You were working on a big novel with big themes at the time – art and the meaning of images in the twentieth century, and you thought once you had this book written and published, everything would be OK. You could even die in the knowledge you had leaped over some new bar.
And in the end, the reviews across the country were very good indeed.
Then you worked for three years on a novel that washed out. It’s still in a drawer now. You showed it to three people and decided it was not good enough.
It was harder to start again after that than at any other time in the novel-writing game.
Only moronic self-help strategies, such as listening repeatedly to Stan Rogers’s song, The Mary –Ellen Carter (whose chorus is “Rise Again”) managed to sustain you.
It was an exceptionally dark time, made worse with a son as a front-line soldier in Afghanistan while I wrote about death in another war zone.

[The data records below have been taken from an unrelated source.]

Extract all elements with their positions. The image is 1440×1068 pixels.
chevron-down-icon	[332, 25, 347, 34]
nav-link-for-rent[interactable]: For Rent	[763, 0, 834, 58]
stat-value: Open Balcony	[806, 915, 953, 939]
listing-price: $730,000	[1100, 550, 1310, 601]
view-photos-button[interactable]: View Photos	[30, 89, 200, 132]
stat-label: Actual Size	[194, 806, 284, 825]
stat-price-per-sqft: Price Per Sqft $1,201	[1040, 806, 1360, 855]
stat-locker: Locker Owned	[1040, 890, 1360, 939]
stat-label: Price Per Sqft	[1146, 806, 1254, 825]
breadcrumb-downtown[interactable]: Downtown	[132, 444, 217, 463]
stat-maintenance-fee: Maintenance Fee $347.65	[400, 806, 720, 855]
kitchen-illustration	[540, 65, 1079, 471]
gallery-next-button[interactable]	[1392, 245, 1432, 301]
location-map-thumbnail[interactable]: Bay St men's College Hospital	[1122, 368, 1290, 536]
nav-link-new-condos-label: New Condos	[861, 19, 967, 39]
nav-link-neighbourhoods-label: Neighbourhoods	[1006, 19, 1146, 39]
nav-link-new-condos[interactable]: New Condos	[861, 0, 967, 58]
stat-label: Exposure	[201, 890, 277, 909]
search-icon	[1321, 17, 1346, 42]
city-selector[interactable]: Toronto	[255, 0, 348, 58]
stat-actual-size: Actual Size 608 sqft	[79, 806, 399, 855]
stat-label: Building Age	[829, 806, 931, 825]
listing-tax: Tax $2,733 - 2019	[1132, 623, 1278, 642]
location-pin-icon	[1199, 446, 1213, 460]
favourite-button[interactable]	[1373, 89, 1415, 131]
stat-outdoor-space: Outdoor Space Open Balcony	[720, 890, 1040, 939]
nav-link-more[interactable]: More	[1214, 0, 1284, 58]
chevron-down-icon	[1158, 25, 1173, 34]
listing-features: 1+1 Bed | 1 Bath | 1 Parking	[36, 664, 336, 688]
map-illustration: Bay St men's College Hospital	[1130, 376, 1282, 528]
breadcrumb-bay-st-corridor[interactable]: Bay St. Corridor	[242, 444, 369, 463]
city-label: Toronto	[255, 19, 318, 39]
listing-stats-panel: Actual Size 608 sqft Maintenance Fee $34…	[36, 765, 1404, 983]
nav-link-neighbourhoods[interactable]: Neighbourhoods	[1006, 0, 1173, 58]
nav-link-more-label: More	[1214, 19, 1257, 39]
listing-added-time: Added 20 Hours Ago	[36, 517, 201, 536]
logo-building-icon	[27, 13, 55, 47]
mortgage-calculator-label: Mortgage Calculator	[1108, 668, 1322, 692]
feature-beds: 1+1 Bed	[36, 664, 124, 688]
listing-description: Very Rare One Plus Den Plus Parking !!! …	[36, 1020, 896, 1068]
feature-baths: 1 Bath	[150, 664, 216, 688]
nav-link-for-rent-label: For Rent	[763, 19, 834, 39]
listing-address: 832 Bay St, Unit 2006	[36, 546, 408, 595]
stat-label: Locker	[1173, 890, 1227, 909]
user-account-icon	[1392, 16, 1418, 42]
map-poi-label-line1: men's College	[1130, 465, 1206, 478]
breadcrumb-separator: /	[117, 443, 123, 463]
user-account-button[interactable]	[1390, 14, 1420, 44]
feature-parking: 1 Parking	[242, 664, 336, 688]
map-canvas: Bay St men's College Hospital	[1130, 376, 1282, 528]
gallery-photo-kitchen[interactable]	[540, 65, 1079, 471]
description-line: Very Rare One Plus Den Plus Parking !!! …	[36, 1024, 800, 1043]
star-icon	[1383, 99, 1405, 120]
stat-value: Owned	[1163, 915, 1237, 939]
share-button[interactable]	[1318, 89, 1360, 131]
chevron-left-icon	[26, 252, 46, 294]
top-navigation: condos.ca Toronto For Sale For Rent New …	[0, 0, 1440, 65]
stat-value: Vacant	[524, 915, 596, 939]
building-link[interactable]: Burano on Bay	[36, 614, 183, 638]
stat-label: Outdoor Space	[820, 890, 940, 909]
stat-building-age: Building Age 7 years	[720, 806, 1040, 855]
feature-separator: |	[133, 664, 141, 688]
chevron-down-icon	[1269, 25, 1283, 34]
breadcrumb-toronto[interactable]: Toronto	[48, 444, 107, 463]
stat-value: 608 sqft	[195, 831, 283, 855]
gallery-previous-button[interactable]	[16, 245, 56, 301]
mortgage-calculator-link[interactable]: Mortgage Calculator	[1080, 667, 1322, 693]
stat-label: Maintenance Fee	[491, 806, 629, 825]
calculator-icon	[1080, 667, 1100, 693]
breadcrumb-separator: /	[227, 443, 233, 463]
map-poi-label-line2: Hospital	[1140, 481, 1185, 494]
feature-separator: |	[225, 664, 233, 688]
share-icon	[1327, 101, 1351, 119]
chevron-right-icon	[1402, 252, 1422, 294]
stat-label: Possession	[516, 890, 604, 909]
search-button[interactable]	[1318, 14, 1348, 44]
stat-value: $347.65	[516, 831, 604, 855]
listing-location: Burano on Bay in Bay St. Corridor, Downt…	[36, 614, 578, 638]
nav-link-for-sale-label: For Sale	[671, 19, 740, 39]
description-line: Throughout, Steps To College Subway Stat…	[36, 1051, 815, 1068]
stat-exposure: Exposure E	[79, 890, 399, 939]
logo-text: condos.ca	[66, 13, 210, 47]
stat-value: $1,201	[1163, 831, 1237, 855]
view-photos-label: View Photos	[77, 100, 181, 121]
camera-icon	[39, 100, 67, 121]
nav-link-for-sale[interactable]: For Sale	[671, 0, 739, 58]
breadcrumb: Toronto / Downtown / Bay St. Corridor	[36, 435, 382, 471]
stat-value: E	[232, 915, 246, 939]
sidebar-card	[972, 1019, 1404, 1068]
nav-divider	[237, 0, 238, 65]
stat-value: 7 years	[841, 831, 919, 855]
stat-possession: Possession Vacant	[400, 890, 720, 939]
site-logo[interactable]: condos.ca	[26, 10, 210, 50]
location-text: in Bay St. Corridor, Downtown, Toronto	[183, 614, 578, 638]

I kept writing. It was a struggle, but in the end it worked out OK. The young man survived and the new novel was written and again, most of the reviews are pretty good.
Here’s the message to my younger self and to others in this pursuit – one thinks of publishing books as a high jump. Just write that one book, just get over that bar and everything will be all right.
But that image is wrong. Writing novels is closer to jumping hurdles, and those hurdles go on to the horizon like the railroad ties in Gordon Lightfoot’s song.